# 🚢 ETA Prediction Model: Live Training Demo

### Overview
This notebook demonstrates the end-to-end training pipeline for the **Predictive ETA System**.
We will showing real-time connectivity to **Snowflake**, perform **Data Quality Checks**, train the **XGBoost Model**, and generate **Context-Aware Predictions**.

### Architecture
- **Source**: Snowflake (`HACKATHON.DT_INGESTION`)
- **Validation**: Automated Quality Gate
- **Model**: XGBoost Regressor (Features: Route, Mode, Risk Severity)
- **Target**: `Actual_Duration_Hours`

---

## 1. Environment Setup & Snowflake Connection
Initialize the backend engines and connect to the secure Snowflake Data Warehouse.

In [None]:
import sys
import os
import pandas as pd
sys.path.append(os.getcwd())  # Add root to path

from backend.data_loader import DataLoader
from backend.model_engine import ETAModel
from backend.quality_check import QualityCheck

# Initialize Loader
print("Initializing Data Loader...")
loader = DataLoader()
print("✅ Connected to Snowflake.")

## 2. Data Ingestion & Transformation
Fetch live data from Snowflake tables (`DIM_LANE`, `DIM_VEHICLE`, `FACT_TRIP`, `FACT_EXT_CONDITIONS`) and perform in-memory joins to create the Training View.

In [None]:
print("Fetching and Joining Data Tables...")
df_training = loader.get_training_view()

print(f"\nSuccessfully Loaded {len(df_training)} Shipment Records.")
print("Sample Data (First 3 Rows):")
display(df_training[['TID', 'PolCode', 'PodCode', 'VNm', 'Actual_Duration_Hours', 'Severity_Score']].head(3))
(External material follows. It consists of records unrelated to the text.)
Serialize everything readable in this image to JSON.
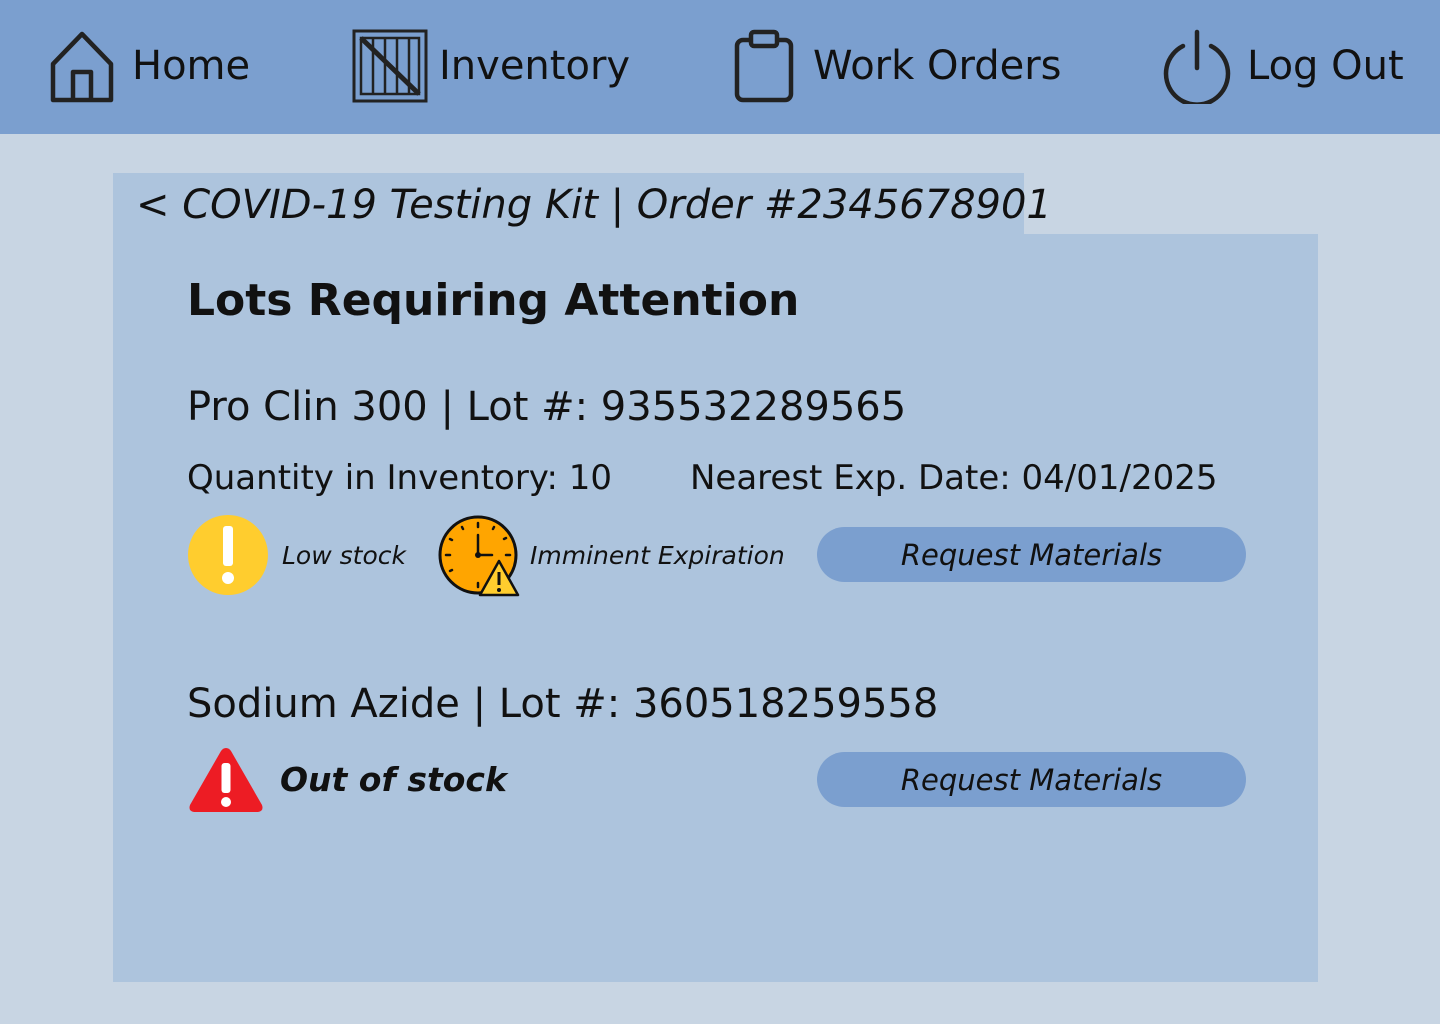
{
  "nav": {
    "home": {
      "label": "Home",
      "icon": "home-icon"
    },
    "inventory": {
      "label": "Inventory",
      "icon": "crate-icon"
    },
    "work_orders": {
      "label": "Work Orders",
      "icon": "clipboard-icon"
    },
    "log_out": {
      "label": "Log Out",
      "icon": "power-icon"
    }
  },
  "breadcrumb": "< COVID-19 Testing Kit | Order #2345678901",
  "section_title": "Lots Requiring Attention",
  "lots": [
    {
      "title": "Pro Clin 300 | Lot #: 935532289565",
      "quantity": "Quantity in Inventory: 10",
      "expiration": "Nearest Exp. Date: 04/01/2025",
      "statuses": [
        {
          "label": "Low stock",
          "icon": "exclamation-icon",
          "color": "#ffcd2e"
        },
        {
          "label": "Imminent Expiration",
          "icon": "clock-warning-icon",
          "color": "#ffa500"
        }
      ],
      "action": "Request Materials"
    },
    {
      "title": "Sodium Azide | Lot #: 360518259558",
      "statuses": [
        {
          "label": "Out of stock",
          "icon": "alert-triangle-icon",
          "color": "#ed1c24"
        }
      ],
      "action": "Request Materials"
    }
  ],
  "colors": {
    "nav_background": "#7b9fcf",
    "page_background": "#c8d5e3",
    "panel_background": "#adc4dd",
    "button_background": "#7b9fcf"
  }
}
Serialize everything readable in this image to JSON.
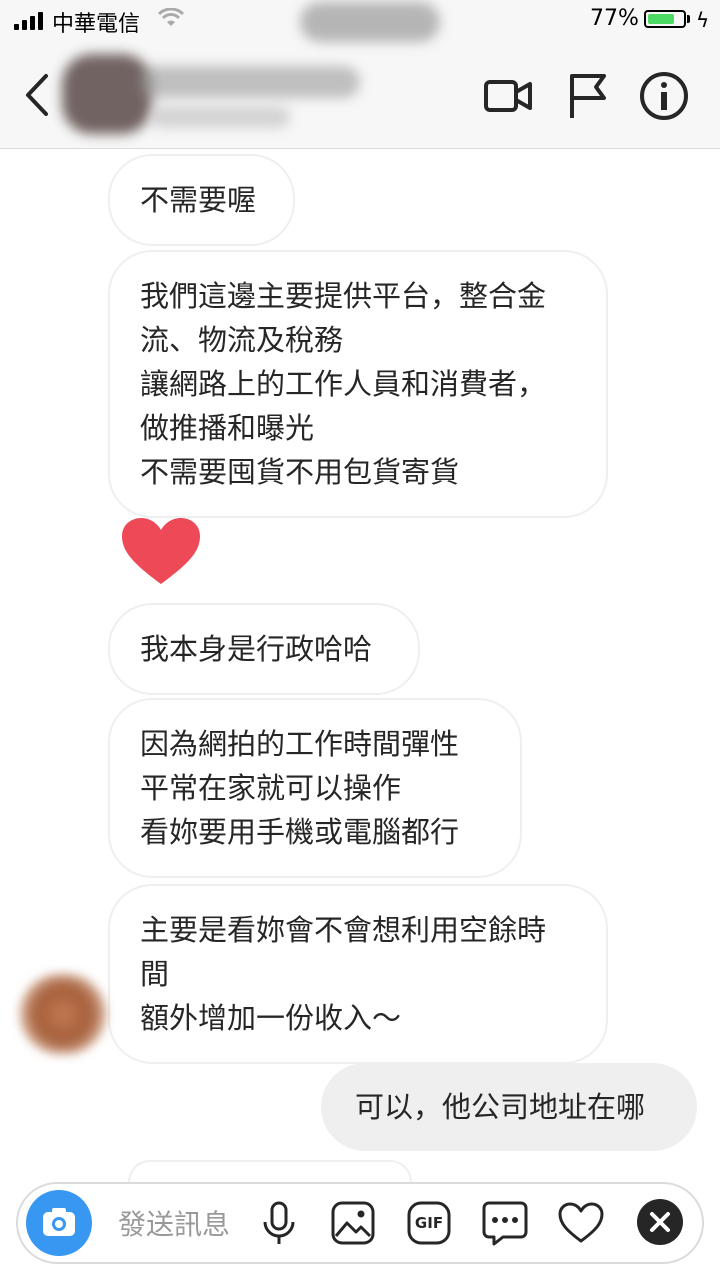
{
  "status_bar": {
    "carrier": "中華電信",
    "battery_percent": "77%",
    "battery_level": 0.77
  },
  "header": {
    "name": "",
    "subtitle": "",
    "icons": [
      "back-icon",
      "video-call-icon",
      "flag-icon",
      "info-icon"
    ]
  },
  "messages": [
    {
      "from": "other",
      "text": "不需要喔"
    },
    {
      "from": "other",
      "text": "我們這邊主要提供平台，整合金\n流、物流及稅務\n讓網路上的工作人員和消費者，\n做推播和曝光\n不需要囤貨不用包貨寄貨"
    },
    {
      "from": "other",
      "type": "heart",
      "icon": "heart-icon"
    },
    {
      "from": "other",
      "text": "我本身是行政哈哈"
    },
    {
      "from": "other",
      "text": "因為網拍的工作時間彈性\n平常在家就可以操作\n看妳要用手機或電腦都行"
    },
    {
      "from": "other",
      "text": "主要是看妳會不會想利用空餘時\n間\n額外增加一份收入～"
    },
    {
      "from": "me",
      "text": "可以，他公司地址在哪"
    }
  ],
  "composer": {
    "placeholder": "發送訊息",
    "gif_label": "GIF",
    "icons": [
      "camera-icon",
      "microphone-icon",
      "image-icon",
      "gif-icon",
      "more-icon",
      "heart-outline-icon",
      "close-icon"
    ]
  },
  "colors": {
    "accent_blue": "#3897f0",
    "heart_red": "#ed4956",
    "battery_green": "#4cd964",
    "bubble_border": "#efefef",
    "sent_bubble": "#efefef"
  }
}
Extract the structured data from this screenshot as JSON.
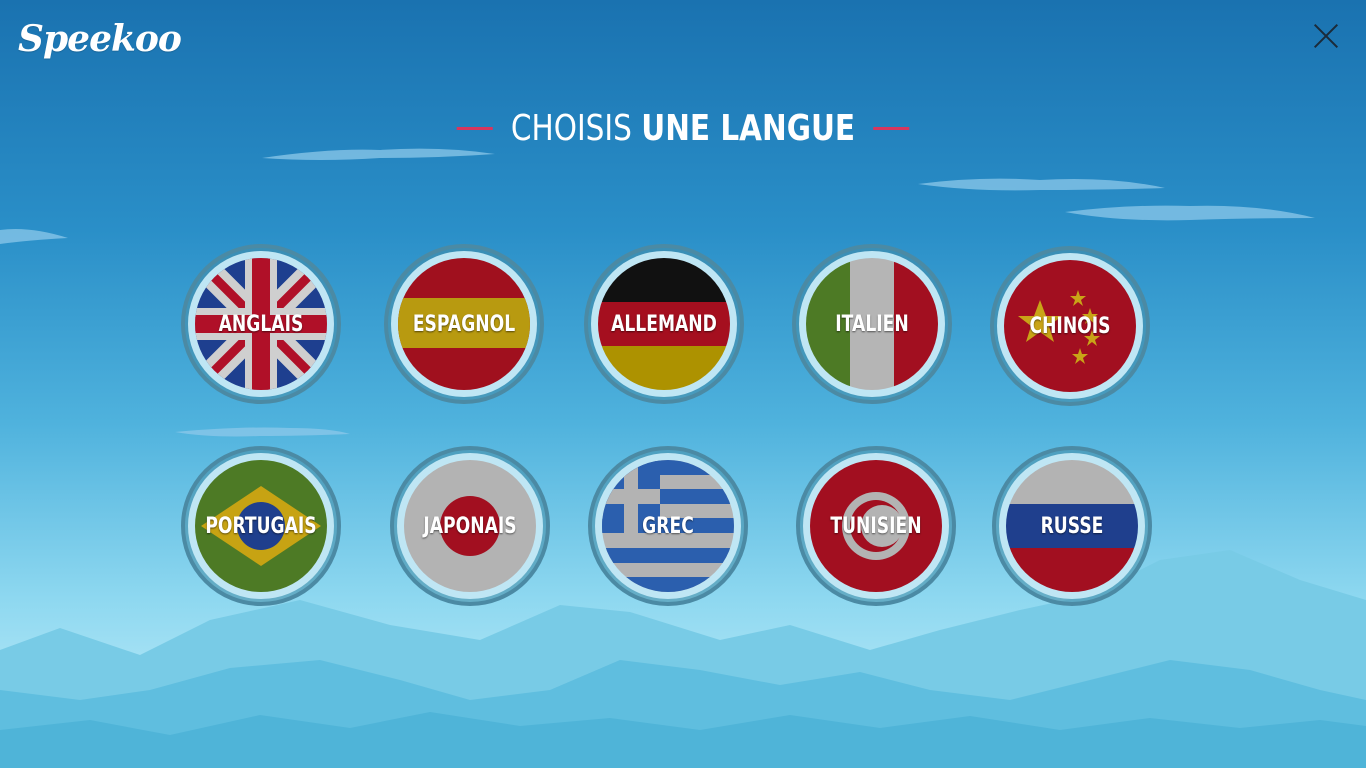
{
  "app": {
    "name": "Speekoo"
  },
  "header": {
    "title_light": "CHOISIS",
    "title_bold": "UNE LANGUE",
    "close_icon": "close-icon"
  },
  "colors": {
    "sky_top": "#1a72b0",
    "sky_bottom": "#c9f0fb",
    "accent_line": "#d8365e"
  },
  "languages": [
    {
      "label": "ANGLAIS"
    },
    {
      "label": "ESPAGNOL"
    },
    {
      "label": "ALLEMAND"
    },
    {
      "label": "ITALIEN"
    },
    {
      "label": "CHINOIS"
    },
    {
      "label": "PORTUGAIS"
    },
    {
      "label": "JAPONAIS"
    },
    {
      "label": "GREC"
    },
    {
      "label": "TUNISIEN"
    },
    {
      "label": "RUSSE"
    }
  ]
}
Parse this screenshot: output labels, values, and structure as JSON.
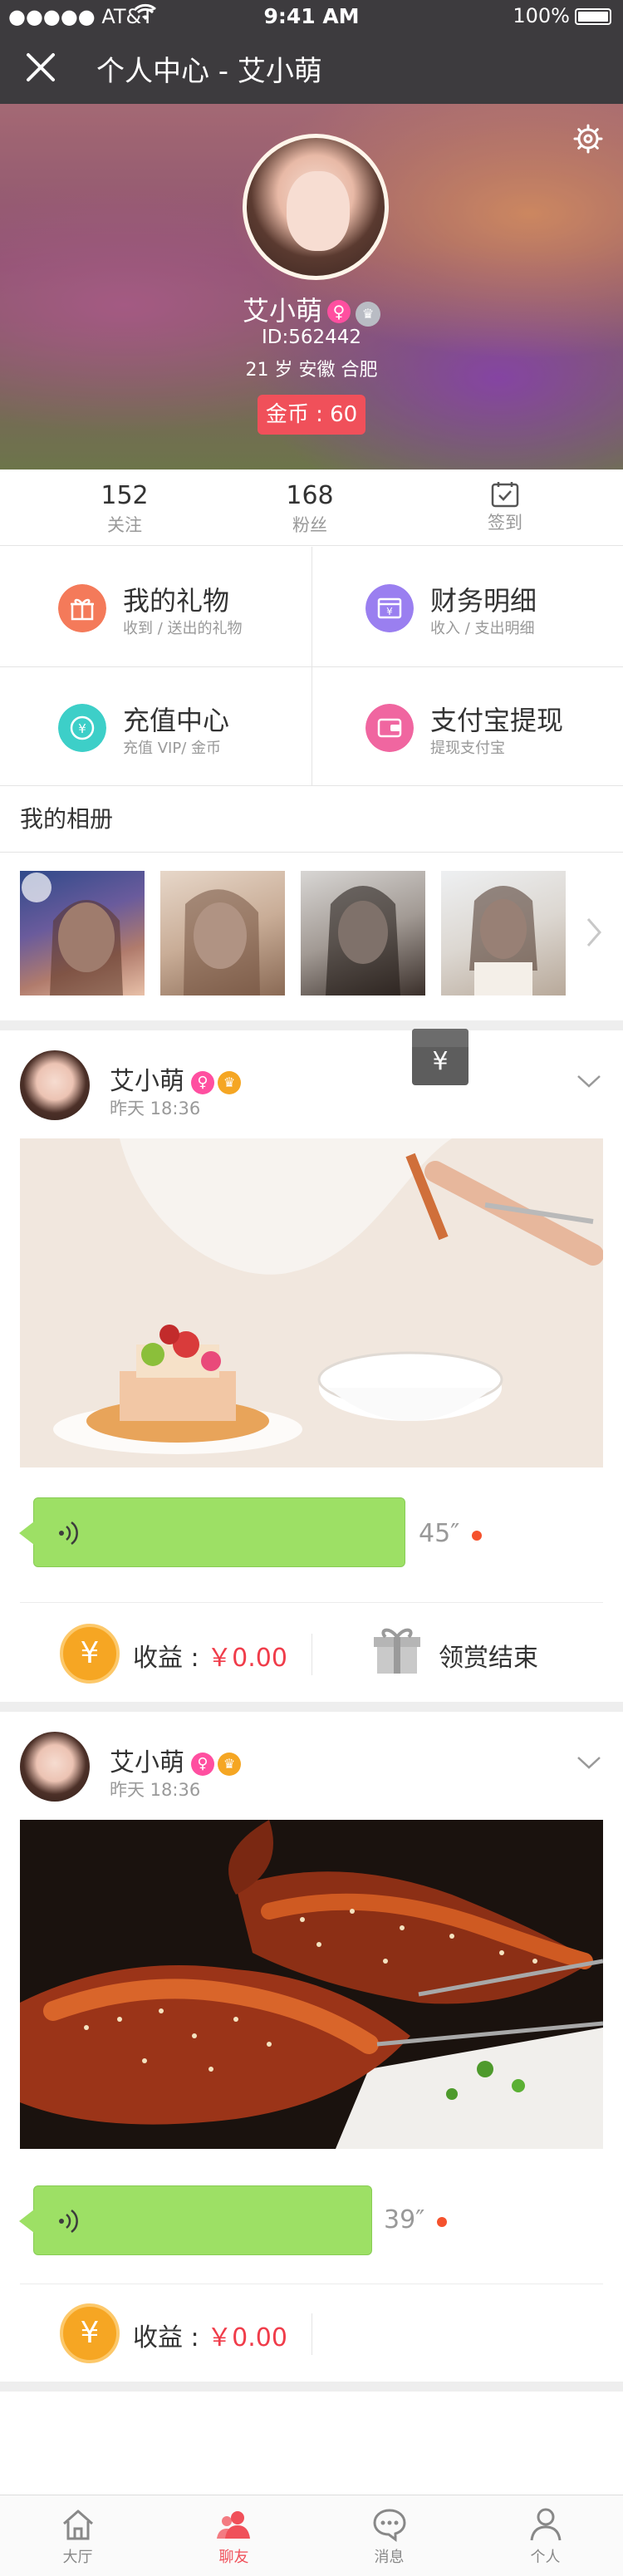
{
  "status_bar": {
    "carrier": "●●●●● AT&T",
    "time": "9:41 AM",
    "battery": "100%"
  },
  "nav": {
    "title": "个人中心 - 艾小萌"
  },
  "profile": {
    "name": "艾小萌",
    "gender_symbol": "♀",
    "id_text": "ID:562442",
    "info": "21 岁  安徽 合肥",
    "coins": "金币 : 60"
  },
  "stats": [
    {
      "value": "152",
      "label": "关注"
    },
    {
      "value": "168",
      "label": "粉丝"
    },
    {
      "value": "",
      "label": "签到"
    }
  ],
  "menu": [
    {
      "title": "我的礼物",
      "subtitle": "收到 / 送出的礼物",
      "icon": "gift-icon",
      "color": "#f47a5a"
    },
    {
      "title": "财务明细",
      "subtitle": "收入 / 支出明细",
      "icon": "wallet-icon",
      "color": "#9a7ff0"
    },
    {
      "title": "充值中心",
      "subtitle": "充值 VIP/ 金币",
      "icon": "recharge-icon",
      "color": "#3dcfc8"
    },
    {
      "title": "支付宝提现",
      "subtitle": "提现支付宝",
      "icon": "alipay-icon",
      "color": "#f066a0"
    }
  ],
  "album": {
    "title": "我的相册"
  },
  "posts": [
    {
      "name": "艾小萌",
      "time": "昨天 18:36",
      "duration": "45″",
      "earnings_label": "收益 : ",
      "earnings_amount": "￥0.00",
      "reward_status": "领赏结束"
    },
    {
      "name": "艾小萌",
      "time": "昨天 18:36",
      "duration": "39″",
      "earnings_label": "收益 : ",
      "earnings_amount": "￥0.00"
    }
  ],
  "tabs": [
    {
      "label": "大厅",
      "active": false
    },
    {
      "label": "聊友",
      "active": true
    },
    {
      "label": "消息",
      "active": false
    },
    {
      "label": "个人",
      "active": false
    }
  ],
  "colors": {
    "accent": "#f0505a",
    "voice": "#9de065",
    "coin": "#f6a623"
  }
}
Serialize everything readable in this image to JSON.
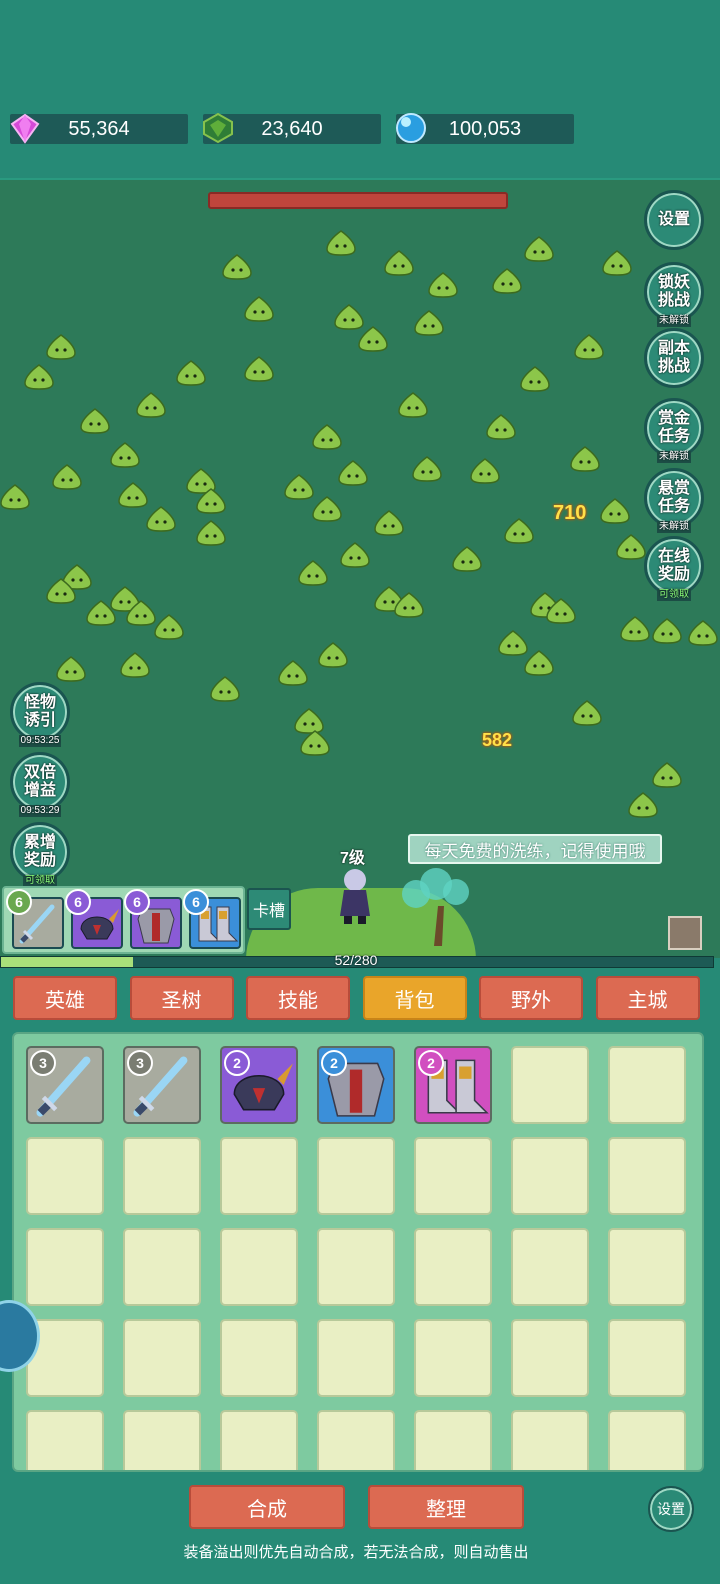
{
  "currencies": [
    {
      "icon": "purple-gem-icon",
      "value": "55,364"
    },
    {
      "icon": "green-gem-icon",
      "value": "23,640"
    },
    {
      "icon": "blue-orb-icon",
      "value": "100,053"
    }
  ],
  "right_buttons": [
    {
      "label": "设置",
      "sub": ""
    },
    {
      "label": "锁妖\n挑战",
      "sub": "未解锁"
    },
    {
      "label": "副本\n挑战",
      "sub": ""
    },
    {
      "label": "赏金\n任务",
      "sub": "未解锁"
    },
    {
      "label": "悬赏\n任务",
      "sub": "未解锁"
    },
    {
      "label": "在线\n奖励",
      "sub": "可领取"
    }
  ],
  "left_buttons": [
    {
      "label": "怪物\n诱引",
      "sub": "09:53:25"
    },
    {
      "label": "双倍\n增益",
      "sub": "09:53:29"
    },
    {
      "label": "累增\n奖励",
      "sub": "可领取"
    }
  ],
  "damage_numbers": [
    "710",
    "582"
  ],
  "hero": {
    "level": "7级"
  },
  "tip": "每天免费的洗练，记得使用哦",
  "equipped": [
    {
      "level": "6",
      "item": "sword-icon"
    },
    {
      "level": "6",
      "item": "helmet-icon"
    },
    {
      "level": "6",
      "item": "armor-icon"
    },
    {
      "level": "6",
      "item": "boots-icon"
    }
  ],
  "card_slot_label": "卡槽",
  "progress": {
    "text": "52/280",
    "fraction": 0.186
  },
  "tabs": [
    {
      "label": "英雄",
      "active": false
    },
    {
      "label": "圣树",
      "active": false
    },
    {
      "label": "技能",
      "active": false
    },
    {
      "label": "背包",
      "active": true
    },
    {
      "label": "野外",
      "active": false
    },
    {
      "label": "主城",
      "active": false
    }
  ],
  "inventory": [
    {
      "level": "3",
      "item": "sword-icon",
      "color": "#a8ab9f"
    },
    {
      "level": "3",
      "item": "sword-icon",
      "color": "#a8ab9f"
    },
    {
      "level": "2",
      "item": "helmet-icon",
      "color": "#8a5bd6"
    },
    {
      "level": "2",
      "item": "armor-icon",
      "color": "#3b8fd9"
    },
    {
      "level": "2",
      "item": "boots-icon",
      "color": "#d14fc0"
    }
  ],
  "buttons": {
    "merge": "合成",
    "sort": "整理",
    "settings": "设置"
  },
  "footer_note": "装备溢出则优先自动合成，若无法合成，则自动售出",
  "colors": {
    "background": "#268a76",
    "field": "#2d7a59",
    "tab": "#dc6a52",
    "tab_active": "#e9a52a"
  }
}
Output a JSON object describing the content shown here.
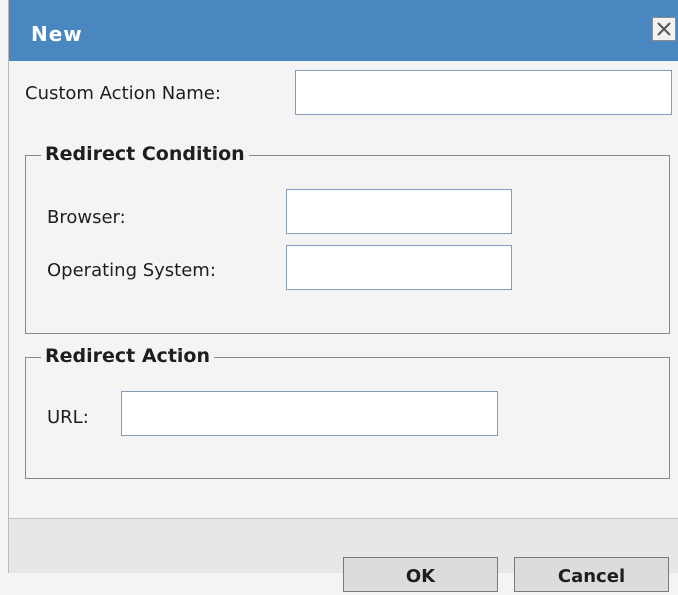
{
  "dialog": {
    "title": "New",
    "close_icon": "close-x-icon"
  },
  "form": {
    "custom_action_name": {
      "label": "Custom Action Name:",
      "value": ""
    },
    "redirect_condition": {
      "legend": "Redirect Condition",
      "browser": {
        "label": "Browser:",
        "value": ""
      },
      "operating_system": {
        "label": "Operating System:",
        "value": ""
      }
    },
    "redirect_action": {
      "legend": "Redirect Action",
      "url": {
        "label": "URL:",
        "value": ""
      }
    }
  },
  "buttons": {
    "ok": "OK",
    "cancel": "Cancel"
  },
  "colors": {
    "titlebar": "#4a86c0",
    "input_border": "#7f9db9",
    "background": "#f4f4f4"
  }
}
## 3. Data Quality Gate 🛡️
Before training, the system runs automated checks to ensure data integrity:
- **Completeness**: Critical columns must not be Null.
- **Logic**: Arrival Time must be after Departure Time.
- **Volume**: Minimum row count requirement.

In [None]:
print("Running Quality Gate...")
dq_result = QualityCheck.run_checks(df_training)

if dq_result['passed']:
    print("✅ QA PASSED: Data is valid for training.")
    print(f"Metrics: {dq_result['metrics']}")
else:
    print(f"❌ QA FAILED: {dq_result['reason']}")

## 4. Model Training (XGBoost)
Train the gradient boosting model on the verified dataset. The model learns to predict travel duration based on **Route** and **Risk Severity**.

In [None]:
print("Starting Model Training...")
model_engine = ETAModel()
train_result = model_engine.train()

print("Training Complete.")
print(f"Result: {train_result}")

## 5. Live Prediction Demo
Let's test the model with a sample route to see the **ETA** and the **Context-Aware Explanation**.

In [None]:
# Test Case 1: Standard Route
print("--- Prediction 1: Route without major risks ---")
pred1 = model_engine.predict("CNDLC", "ARBUE", "OCEAN")
print(f"ETA Date: {pred1['eta_date']}")
print(f"Explanation: {pred1['explanation']}")

# Test Case 2: Risk Route (Simulated High Severity if data allows)
# We pick a route that had high severity in training
print("\n--- Prediction 2: Route with valid Risk Factors ---")
sample_high_risk = df_training[df_training['Severity_Score'] > 5].head(1)
if not sample_high_risk.empty:
    r = sample_high_risk.iloc[0]
    pred2 = model_engine.predict(r['PolCode'], r['PodCode'], r['ModeOfTransport'])
    print(f"Route: {r['PolCode']} -> {r['PodCode']}")
    print(f"ETA Date: {pred2['eta_date']}")
    print(f"Explanation: {pred2['explanation']}")
else:
    print("No high risk routes found in current sample for demo.")